Now that scientists can look at cells with “atomic granularity,” says Salit, biology labs can celebrate “living in paradise where there’s much to learn.” But the life of biologists in paradise should involve the principles of metrology, such as traceability, which is the ability to report data, their ability to characterize measurement uncertainty and their ability to validate their method. These factors will help them, for example, trust the way they can compare disease to wild-type. ERCCs do not place a lab’s data on a calibrated axis, nor does any lab report results as “gene x is expressed at ‘4 times ERCC44’.” They are controls, as are Mercer’s sequins and Lexogen’s SIRVs, that can be placed on a dashboard3 of performance measures, he says.
A car’s dashboard with its readout of speed, for example, is a systematic assessment of technical performance. In biology, a dashboard tells a lab how well a given experiment is going and helps to assure artifacts are not coloring results. Given the limitations of ERCC 1.0, ERCC 2.0 will be new types of controls, says Salit. “Should we make new molecules? Absolutely,” he says. They need to not interfere with endogenous molecules and must work across all technologies. In developing ERCC 2.0 and the companion analytical tools, he wants everyone at the table. “I absolutely need to mix up .com, .edu, .gov in the same room,” he says, to get new controls developed and to create force for adoption in the community. The age of high-throughput genomics, he says, is in some ways akin to the early days of the automobile when people drove without a dashboard and their engine boiled over because they had no inkling of their engine’s temperature. High-throughput genomics needs dashboards and standards as they have long existed in chemistry and physics. In those fields, standards and controls have taken time.

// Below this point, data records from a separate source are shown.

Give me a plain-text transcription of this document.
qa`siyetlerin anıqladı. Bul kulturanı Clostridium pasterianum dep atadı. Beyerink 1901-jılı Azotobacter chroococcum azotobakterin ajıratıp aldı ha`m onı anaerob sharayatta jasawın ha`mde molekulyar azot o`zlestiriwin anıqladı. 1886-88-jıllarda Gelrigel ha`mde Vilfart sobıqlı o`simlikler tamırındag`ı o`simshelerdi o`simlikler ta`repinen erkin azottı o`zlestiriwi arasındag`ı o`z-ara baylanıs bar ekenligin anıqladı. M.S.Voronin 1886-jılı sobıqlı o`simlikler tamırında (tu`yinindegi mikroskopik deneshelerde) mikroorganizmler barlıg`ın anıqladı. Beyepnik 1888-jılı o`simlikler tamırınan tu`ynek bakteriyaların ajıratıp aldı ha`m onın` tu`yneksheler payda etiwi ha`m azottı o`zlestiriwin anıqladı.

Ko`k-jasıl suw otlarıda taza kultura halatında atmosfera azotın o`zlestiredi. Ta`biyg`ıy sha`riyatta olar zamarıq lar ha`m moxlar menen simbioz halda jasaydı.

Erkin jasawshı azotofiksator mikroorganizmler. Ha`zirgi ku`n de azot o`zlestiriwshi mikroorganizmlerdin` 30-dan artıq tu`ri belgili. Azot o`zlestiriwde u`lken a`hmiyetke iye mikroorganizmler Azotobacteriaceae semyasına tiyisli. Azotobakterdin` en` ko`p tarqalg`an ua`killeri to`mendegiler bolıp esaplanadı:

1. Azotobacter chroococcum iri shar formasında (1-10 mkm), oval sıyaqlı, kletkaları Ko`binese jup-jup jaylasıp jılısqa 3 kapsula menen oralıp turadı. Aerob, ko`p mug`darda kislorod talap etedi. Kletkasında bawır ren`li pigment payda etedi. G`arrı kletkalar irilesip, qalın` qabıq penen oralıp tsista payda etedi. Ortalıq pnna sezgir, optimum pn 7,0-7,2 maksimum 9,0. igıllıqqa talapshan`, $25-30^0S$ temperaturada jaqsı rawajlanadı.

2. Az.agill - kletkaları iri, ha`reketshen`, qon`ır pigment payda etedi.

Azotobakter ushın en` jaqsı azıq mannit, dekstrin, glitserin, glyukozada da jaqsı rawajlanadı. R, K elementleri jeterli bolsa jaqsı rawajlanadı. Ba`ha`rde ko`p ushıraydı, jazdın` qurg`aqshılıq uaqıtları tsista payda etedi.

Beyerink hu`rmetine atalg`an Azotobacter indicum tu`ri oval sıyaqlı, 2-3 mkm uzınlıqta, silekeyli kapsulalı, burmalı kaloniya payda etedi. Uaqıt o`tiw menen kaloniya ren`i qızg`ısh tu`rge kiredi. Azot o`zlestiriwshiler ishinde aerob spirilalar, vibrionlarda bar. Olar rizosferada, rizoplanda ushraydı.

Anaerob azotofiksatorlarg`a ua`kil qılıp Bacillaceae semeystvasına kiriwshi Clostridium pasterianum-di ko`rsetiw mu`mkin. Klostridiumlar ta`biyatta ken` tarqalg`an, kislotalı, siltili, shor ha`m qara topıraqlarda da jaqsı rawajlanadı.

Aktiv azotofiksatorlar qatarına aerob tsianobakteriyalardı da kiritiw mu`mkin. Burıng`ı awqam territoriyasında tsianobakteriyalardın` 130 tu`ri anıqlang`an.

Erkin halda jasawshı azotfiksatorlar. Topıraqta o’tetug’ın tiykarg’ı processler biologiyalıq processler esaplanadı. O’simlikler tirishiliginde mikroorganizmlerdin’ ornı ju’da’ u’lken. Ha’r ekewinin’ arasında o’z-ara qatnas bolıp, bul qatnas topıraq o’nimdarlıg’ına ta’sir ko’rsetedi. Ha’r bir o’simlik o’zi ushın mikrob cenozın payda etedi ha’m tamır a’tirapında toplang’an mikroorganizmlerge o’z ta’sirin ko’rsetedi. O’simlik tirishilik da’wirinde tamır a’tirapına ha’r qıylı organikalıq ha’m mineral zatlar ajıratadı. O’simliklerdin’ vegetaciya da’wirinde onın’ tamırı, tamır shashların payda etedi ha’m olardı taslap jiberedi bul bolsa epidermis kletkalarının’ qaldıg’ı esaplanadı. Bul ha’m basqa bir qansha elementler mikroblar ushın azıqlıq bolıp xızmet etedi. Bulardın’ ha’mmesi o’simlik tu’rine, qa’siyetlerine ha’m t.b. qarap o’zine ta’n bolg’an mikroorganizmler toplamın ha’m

For example, the mole was not included in the International System of Units until 1968. Since the original definition of the gram in 1795, the kilogram has been repeatedly redefined. The kilogram has long been a physical object: a cylinder of iridium and platinum sitting in a vault in the Louis XIV Pavillon de Breteuil of the International Bureau of Weights and Measures on the outskirts of Paris. Salit recently attended the nearby weighty vote at the General Conference on Weights and Measures to redefine the kilogram in terms of physical constants. “My goodness, if we’re still figuring out the kilogram, let’s talk about the transcriptome,” he says.